- When you need to run several inferences in order
- When you have several inferences, and they have dependencies
The microservice vertical pattern allows you to run multiple model in order. The pattern deploys prediction models in separate servers or containers as service. You execute prediction request from top to bottom synchronously, and gather the results to respond to the client. If there is dependencies of order for one another, the microservice vertical pattern is a good choice. It also allows you to separate maintenance lifecycle as well as fault isolation for deploying the servers independently.
You may place a proxy in between client and prediction services. You may expect the proxy to control the data retrieval and prediction order away from the client. You may let the proxy or each predictors to do additional data retrieval (Diagram2
). An advantage of proxy to get data is that it will decrease the number of requests to DWH or storage to reduce overhead, while the latter will let you control the data structure depending on each prediction model, that allows you to make complex workflow.
- You may run multiple predictions in order.

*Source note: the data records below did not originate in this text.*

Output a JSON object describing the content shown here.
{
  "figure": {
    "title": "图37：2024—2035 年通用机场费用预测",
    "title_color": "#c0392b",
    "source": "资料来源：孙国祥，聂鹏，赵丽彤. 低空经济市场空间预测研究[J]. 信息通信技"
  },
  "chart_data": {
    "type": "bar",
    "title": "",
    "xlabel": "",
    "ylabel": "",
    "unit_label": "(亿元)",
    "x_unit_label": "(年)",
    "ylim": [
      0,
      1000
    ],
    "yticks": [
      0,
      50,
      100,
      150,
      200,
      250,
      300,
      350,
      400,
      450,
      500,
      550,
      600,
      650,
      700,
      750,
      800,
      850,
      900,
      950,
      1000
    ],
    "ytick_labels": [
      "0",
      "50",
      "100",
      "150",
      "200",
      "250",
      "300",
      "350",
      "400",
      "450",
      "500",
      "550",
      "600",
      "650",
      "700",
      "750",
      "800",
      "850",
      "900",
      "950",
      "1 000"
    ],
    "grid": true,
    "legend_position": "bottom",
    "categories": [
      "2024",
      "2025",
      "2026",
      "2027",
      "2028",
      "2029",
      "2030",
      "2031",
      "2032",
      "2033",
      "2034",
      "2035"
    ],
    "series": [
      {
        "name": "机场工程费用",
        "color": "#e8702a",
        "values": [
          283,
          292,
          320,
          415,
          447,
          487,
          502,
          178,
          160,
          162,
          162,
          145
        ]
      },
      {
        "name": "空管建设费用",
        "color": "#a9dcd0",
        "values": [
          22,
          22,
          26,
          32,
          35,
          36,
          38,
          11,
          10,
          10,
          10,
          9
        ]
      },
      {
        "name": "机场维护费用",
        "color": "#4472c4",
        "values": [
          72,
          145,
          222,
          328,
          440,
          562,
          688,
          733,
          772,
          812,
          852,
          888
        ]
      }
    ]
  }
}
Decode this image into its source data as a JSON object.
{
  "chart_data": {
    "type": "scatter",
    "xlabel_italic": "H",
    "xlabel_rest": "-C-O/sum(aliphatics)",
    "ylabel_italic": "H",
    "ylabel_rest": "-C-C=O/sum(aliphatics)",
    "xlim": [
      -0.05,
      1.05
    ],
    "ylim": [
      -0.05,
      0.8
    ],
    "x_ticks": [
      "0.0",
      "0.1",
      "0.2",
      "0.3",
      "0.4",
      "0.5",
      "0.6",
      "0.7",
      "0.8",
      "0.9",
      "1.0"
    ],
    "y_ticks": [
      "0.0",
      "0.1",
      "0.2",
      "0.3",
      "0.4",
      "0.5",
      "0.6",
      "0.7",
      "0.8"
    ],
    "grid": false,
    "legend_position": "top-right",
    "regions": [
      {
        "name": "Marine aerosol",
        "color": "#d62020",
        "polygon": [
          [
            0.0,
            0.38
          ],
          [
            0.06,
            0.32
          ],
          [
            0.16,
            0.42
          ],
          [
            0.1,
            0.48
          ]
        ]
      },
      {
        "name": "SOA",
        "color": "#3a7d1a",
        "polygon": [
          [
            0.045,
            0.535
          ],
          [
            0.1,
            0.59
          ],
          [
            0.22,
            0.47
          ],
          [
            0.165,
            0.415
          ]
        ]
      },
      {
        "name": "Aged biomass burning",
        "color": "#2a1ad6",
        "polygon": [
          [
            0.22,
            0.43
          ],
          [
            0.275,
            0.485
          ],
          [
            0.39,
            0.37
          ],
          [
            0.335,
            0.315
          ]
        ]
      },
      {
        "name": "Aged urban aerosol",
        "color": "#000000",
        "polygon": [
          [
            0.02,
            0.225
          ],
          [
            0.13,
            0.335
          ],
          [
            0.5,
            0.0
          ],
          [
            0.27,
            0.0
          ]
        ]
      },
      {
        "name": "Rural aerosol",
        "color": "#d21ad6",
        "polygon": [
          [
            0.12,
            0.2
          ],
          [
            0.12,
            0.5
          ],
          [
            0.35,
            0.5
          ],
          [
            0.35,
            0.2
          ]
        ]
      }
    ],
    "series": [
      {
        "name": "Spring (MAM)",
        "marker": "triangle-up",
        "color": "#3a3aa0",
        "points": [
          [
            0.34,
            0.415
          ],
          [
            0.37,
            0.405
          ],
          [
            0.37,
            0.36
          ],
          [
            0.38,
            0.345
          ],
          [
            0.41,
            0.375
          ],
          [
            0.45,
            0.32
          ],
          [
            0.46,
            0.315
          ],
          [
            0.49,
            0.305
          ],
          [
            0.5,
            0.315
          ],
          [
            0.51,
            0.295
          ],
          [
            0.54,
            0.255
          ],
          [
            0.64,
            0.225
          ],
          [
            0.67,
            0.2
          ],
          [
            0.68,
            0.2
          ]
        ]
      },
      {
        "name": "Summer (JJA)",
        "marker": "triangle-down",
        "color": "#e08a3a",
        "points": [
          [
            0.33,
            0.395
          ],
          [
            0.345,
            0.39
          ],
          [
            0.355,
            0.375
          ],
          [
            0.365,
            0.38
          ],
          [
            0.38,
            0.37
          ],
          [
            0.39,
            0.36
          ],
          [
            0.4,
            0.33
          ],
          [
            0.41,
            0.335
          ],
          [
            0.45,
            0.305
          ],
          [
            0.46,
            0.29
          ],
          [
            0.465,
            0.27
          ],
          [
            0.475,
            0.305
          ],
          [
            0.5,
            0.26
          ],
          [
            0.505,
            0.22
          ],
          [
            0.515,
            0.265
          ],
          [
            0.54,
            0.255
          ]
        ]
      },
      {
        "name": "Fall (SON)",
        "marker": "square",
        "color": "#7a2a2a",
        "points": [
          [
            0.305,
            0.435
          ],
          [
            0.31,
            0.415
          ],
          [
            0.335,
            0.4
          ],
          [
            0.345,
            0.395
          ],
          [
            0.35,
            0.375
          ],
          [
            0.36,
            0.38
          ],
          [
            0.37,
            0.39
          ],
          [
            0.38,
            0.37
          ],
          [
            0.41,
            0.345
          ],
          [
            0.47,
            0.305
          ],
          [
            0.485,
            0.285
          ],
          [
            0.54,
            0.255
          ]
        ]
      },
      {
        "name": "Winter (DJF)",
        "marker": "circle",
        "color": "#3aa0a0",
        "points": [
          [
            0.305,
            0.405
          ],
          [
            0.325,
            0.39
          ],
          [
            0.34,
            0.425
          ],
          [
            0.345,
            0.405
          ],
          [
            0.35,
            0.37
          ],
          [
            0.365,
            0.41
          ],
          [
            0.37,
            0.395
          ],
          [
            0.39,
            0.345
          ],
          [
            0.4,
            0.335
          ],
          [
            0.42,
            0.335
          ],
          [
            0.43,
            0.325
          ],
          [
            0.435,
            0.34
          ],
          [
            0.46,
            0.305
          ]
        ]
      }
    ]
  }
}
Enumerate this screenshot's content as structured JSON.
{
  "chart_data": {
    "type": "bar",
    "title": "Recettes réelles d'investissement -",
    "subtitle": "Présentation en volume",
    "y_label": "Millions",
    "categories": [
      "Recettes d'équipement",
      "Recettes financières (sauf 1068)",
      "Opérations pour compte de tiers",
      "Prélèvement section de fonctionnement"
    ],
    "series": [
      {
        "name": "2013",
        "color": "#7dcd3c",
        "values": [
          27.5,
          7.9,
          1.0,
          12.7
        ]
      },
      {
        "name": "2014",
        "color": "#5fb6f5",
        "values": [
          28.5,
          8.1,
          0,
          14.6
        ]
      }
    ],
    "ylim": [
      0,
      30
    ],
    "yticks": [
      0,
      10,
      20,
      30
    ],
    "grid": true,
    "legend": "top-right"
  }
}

- It is possible to select next prediction service depending on the former prediction.
- You may make the resource usage efficient, independent in server and code, and isolate failure.
- Since the predictions run synchronous order, it will require higher latency.
- A former prediction latency may be bottleneck.
- Complex system structure and workflow.
- You may need to consider concrete performance tuning to meet required service level.
- The system structure will become complex. It is better to try to make the interfaces and servers common.